Sicko (2007)

(In theaters, June 2007) Progressive rabble-rouser Michael Moore is back with a film that delivers exactly what fans and foes are expecting from him. This time, he takes on the shameful American health care problem, which doesn’t make for much of a challenge: the system is so broken that it hardly seems sporting to criticize it. The film is a series of heart-breaking anecdotes showing by example the plight of ordinary citizens in a country where everyone has convinced themselves that universal health care is a luxury that no one can afford. Canada, the United Kingdom, France and Cuba are trotted as counter-examples –even with the understanding that Moore cherry-picks his examples. But subtlety isn’t the name of the game here, and even the most jaded cynics will find it hard not to emphasize with the victims.
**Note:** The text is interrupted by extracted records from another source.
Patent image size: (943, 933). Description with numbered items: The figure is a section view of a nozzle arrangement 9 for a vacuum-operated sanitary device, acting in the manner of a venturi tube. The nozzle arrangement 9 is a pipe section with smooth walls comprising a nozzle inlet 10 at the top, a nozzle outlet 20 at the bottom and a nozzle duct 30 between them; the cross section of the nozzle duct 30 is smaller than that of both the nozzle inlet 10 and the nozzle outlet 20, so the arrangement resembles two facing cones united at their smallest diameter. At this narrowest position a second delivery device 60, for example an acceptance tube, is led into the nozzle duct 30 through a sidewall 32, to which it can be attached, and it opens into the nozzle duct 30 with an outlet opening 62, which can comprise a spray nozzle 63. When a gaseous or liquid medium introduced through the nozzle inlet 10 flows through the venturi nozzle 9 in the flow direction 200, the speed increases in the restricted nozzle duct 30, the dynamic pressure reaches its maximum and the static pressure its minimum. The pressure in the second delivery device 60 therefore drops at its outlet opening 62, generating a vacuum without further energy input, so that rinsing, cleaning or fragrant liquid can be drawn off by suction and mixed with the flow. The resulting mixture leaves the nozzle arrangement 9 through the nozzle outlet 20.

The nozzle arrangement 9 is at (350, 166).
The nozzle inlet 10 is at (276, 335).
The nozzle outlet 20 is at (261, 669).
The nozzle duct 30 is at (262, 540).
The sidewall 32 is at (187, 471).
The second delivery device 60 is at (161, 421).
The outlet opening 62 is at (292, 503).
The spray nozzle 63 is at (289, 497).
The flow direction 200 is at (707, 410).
Ironically, this is perhaps the film where Moore does the least grandstanding: save for an obviously dumb stunt near the end of the film, Sicko is the most emotional, least annoying Moore documentary yet. It does lack the panache that made Bowling For Columbine and Fahrenheit 9/11 such memorable pieces, but it’s just as effective in raising everyone’s hackles. This time around, the lines aren’t as partisan as in previous films: While recent Republicans come under fire by sheer dint of incumbency, both Nixon and Hillary Clinton get their share of harsh words… and down in the street, people bankrupted by health insurance don’t exactly wear their partisanship on their forehead. Fans of Moore’s work will recognize the threads of Moore’s meta-narrative being pieced together: Moore’s over-arching thesis is that manufactured fear, poverty and desperation are the things keeping Americans from achieving their true potential, and that explicitly gets stated in the film. As usual, I find myself hoping that one day, Moore will piece it together and deliver the film that will blow open everyone’s minds. In the meantime, Sicko is a step in the right direction: hopefully, it will find some political traction and play in the 2008 election. Seeing the history of American activism, though, I’m not particularly optimistic. Let me hug my Canadian Passport once more.